This lake provides fresh water for majority of ~20 million people living in the basin (Leblanc et al., 2007). Agriculture has always been the backbone of the regional economy and continues to engage about 60% of the basin’s population (Odada et al., 2006). Primary and tertiary sectors of industrial production make up the remainder of the employment opportunities in Lake Chad’s drainage basin. There is a dominance of agro-industries, followed by textile and tanneries with slow technological progress (Fortnam and Oguntola, 2004). The combined effects of climate changes and unsustainable water projects have made significant reductions to the flows of the rivers into Lake Chad (Odada et al., 2006).

Figure 1.1 shows an African map with the central position of Lake Chad and its drainage basin. This figure also shows a zoom in of Lake Chad drainage basin and the Lake Chad area, countries sharing its waters, major cities and rivers. (Fortnam and Oguntola, 2004).

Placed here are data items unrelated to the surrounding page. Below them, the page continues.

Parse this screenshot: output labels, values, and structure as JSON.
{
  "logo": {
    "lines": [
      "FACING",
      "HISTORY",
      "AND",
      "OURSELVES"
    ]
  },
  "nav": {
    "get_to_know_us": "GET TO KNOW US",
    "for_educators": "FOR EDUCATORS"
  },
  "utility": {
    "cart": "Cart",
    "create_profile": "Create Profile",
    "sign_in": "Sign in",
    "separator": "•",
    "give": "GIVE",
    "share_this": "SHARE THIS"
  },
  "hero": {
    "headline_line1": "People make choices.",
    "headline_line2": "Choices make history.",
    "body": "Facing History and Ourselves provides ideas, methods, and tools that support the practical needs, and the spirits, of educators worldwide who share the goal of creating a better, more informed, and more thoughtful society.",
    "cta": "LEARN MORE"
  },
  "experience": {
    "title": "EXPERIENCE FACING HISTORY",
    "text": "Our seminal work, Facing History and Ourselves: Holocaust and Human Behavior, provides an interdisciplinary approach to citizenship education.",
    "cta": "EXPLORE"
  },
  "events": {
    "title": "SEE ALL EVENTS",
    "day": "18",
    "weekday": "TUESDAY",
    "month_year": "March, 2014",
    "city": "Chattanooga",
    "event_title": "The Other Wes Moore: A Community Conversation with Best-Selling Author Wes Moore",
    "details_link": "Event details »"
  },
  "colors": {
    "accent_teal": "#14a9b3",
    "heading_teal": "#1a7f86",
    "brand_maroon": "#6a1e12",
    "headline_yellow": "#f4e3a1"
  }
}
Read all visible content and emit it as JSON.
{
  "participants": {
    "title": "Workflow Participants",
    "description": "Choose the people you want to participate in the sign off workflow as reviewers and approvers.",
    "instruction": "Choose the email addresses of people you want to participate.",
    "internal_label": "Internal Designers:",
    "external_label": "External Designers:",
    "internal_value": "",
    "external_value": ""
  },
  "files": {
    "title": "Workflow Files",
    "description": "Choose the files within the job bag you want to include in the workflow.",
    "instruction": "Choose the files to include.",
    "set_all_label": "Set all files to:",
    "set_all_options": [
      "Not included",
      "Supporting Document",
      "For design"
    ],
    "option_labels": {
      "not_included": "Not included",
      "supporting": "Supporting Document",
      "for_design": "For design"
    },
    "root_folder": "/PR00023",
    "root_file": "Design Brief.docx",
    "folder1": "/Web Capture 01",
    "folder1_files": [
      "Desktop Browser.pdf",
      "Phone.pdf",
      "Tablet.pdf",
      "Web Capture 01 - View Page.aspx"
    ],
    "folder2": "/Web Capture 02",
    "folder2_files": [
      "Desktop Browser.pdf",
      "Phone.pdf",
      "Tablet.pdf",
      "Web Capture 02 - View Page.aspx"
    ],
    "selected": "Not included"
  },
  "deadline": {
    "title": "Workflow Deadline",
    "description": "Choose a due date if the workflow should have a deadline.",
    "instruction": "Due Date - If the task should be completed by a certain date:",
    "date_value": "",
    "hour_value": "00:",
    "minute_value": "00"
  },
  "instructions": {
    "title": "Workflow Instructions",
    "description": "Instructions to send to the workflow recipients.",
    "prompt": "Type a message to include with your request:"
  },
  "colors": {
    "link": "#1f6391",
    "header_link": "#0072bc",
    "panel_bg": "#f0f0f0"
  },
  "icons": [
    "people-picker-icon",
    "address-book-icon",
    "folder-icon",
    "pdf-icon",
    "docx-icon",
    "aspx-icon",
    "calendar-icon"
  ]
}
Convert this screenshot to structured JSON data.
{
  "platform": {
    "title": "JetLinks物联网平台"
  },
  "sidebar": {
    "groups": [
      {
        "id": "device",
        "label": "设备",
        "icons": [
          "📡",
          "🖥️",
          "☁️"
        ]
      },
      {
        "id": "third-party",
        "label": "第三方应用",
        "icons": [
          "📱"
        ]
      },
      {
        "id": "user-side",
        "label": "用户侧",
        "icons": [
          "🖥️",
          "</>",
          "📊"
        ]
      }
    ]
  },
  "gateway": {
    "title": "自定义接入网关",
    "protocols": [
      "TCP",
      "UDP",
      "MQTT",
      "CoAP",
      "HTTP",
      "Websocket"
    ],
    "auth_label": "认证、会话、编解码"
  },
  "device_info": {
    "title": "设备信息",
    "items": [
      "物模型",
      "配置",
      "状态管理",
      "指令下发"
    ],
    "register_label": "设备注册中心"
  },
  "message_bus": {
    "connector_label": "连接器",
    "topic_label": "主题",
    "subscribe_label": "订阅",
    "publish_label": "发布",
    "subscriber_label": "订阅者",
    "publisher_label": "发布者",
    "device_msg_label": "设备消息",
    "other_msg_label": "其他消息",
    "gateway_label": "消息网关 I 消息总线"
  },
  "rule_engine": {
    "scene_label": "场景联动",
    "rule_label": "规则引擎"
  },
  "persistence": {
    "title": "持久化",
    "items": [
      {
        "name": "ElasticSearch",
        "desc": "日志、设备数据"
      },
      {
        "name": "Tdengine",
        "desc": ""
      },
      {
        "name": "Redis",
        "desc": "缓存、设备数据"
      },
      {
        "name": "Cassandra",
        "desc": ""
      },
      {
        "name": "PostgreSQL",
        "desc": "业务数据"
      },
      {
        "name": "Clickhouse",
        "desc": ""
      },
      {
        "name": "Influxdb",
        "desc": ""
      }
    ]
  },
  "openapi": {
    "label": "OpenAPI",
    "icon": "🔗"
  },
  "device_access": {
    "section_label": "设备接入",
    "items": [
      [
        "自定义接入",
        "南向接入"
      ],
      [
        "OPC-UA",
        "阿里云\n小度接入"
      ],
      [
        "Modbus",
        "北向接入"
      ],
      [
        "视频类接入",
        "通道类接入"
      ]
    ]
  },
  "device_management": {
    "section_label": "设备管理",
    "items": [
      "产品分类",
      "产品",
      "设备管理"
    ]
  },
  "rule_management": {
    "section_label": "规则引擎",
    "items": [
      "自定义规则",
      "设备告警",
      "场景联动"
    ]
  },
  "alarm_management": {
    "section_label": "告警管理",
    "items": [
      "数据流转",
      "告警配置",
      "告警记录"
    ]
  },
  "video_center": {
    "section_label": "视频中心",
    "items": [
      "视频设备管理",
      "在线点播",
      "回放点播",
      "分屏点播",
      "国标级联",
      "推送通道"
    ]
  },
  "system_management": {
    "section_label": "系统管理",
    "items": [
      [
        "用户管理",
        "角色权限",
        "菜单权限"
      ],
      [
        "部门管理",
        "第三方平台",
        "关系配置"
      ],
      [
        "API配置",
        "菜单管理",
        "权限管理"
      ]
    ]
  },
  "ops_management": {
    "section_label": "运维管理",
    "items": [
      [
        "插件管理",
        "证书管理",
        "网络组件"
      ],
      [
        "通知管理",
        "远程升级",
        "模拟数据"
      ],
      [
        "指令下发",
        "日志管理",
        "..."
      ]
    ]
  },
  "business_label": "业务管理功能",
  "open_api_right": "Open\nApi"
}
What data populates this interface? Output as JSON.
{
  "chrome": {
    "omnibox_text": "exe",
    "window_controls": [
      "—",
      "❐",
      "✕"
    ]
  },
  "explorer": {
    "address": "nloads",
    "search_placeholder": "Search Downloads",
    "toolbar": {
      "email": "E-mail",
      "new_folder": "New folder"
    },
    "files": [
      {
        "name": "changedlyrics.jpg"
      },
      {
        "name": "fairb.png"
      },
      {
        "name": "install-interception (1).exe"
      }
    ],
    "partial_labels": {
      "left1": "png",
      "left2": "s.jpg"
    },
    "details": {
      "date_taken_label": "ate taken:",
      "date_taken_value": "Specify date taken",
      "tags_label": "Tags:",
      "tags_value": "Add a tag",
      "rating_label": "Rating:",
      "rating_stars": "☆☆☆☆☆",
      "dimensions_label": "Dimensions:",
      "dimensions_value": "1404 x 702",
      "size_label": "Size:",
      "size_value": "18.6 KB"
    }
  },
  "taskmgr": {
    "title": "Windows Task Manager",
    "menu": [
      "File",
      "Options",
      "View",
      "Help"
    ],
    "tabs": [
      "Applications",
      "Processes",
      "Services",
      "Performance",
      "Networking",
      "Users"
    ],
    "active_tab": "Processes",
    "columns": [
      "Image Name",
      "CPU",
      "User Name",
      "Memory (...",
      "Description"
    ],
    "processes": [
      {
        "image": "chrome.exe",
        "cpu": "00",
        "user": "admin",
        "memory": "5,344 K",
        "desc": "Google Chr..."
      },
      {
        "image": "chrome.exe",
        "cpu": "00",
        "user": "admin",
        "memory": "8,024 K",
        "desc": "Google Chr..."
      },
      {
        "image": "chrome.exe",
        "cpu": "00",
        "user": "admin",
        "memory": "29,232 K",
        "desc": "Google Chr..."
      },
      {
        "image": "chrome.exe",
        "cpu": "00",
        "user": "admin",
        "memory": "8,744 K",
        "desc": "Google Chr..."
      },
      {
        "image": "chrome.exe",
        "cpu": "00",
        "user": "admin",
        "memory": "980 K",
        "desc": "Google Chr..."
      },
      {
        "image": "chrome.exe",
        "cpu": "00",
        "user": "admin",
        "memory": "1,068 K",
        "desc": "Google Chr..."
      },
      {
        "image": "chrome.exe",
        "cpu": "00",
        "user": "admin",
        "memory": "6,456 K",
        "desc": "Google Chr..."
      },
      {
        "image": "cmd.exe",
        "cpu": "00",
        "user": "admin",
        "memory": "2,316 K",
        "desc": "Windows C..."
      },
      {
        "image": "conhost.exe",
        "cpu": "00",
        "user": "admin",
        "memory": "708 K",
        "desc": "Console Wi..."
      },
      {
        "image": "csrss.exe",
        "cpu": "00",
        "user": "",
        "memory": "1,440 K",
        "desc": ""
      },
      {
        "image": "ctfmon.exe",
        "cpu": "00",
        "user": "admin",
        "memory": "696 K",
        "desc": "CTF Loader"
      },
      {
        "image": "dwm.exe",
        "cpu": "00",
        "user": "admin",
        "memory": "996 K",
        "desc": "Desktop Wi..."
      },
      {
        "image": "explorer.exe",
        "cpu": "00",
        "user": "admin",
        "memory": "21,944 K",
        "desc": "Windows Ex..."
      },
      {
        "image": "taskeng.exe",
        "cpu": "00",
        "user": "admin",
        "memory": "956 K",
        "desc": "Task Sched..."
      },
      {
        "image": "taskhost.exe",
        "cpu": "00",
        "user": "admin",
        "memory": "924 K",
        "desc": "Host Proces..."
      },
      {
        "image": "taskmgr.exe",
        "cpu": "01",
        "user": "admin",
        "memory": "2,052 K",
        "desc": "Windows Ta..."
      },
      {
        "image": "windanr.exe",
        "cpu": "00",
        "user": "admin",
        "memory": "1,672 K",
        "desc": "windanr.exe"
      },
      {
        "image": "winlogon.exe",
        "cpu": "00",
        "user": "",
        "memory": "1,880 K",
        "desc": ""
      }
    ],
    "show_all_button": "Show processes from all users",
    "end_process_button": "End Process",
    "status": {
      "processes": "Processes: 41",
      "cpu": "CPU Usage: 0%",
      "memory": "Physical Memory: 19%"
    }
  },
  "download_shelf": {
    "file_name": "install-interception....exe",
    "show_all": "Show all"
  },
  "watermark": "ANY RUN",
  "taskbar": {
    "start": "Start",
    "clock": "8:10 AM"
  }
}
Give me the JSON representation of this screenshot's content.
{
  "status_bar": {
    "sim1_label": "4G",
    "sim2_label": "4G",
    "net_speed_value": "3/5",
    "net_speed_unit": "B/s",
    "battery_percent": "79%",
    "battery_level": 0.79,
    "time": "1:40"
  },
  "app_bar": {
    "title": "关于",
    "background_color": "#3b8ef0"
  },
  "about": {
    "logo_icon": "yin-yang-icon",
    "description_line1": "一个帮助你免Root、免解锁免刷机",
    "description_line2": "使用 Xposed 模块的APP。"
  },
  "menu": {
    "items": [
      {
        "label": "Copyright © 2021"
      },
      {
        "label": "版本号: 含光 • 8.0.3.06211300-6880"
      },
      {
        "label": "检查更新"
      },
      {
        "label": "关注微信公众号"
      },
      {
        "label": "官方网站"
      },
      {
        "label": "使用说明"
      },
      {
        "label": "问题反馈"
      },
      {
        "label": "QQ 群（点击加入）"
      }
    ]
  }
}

Generally this lake is found between latitudes 12° 30' 00" N - 14° 00' 00" N and longitudes 13° 00' 00" E -15° 30' 00" E (Mabogunje, 1971). The lake is situated at an altitude of 282 m above sea level in the Sahel region of Central Africa (FEWS, 1997). The lake is fed by two perennial rivers (the Chari and the Logone) and an ephemeral one (the Komadugu Yobe) (Birket, 2000). The lake is classified as closed referring to zero water outflows (ILEC, 1988;

Hutchinson et al., 1992). With low humidity, high temperatures and shallow lake depths, 80% of Lake Chad’s water is lost through evaporation (Roche 1973), with associated water- level variation of 1-3 m and large fluctuations of the areal extent (Leblanc et al., 2003).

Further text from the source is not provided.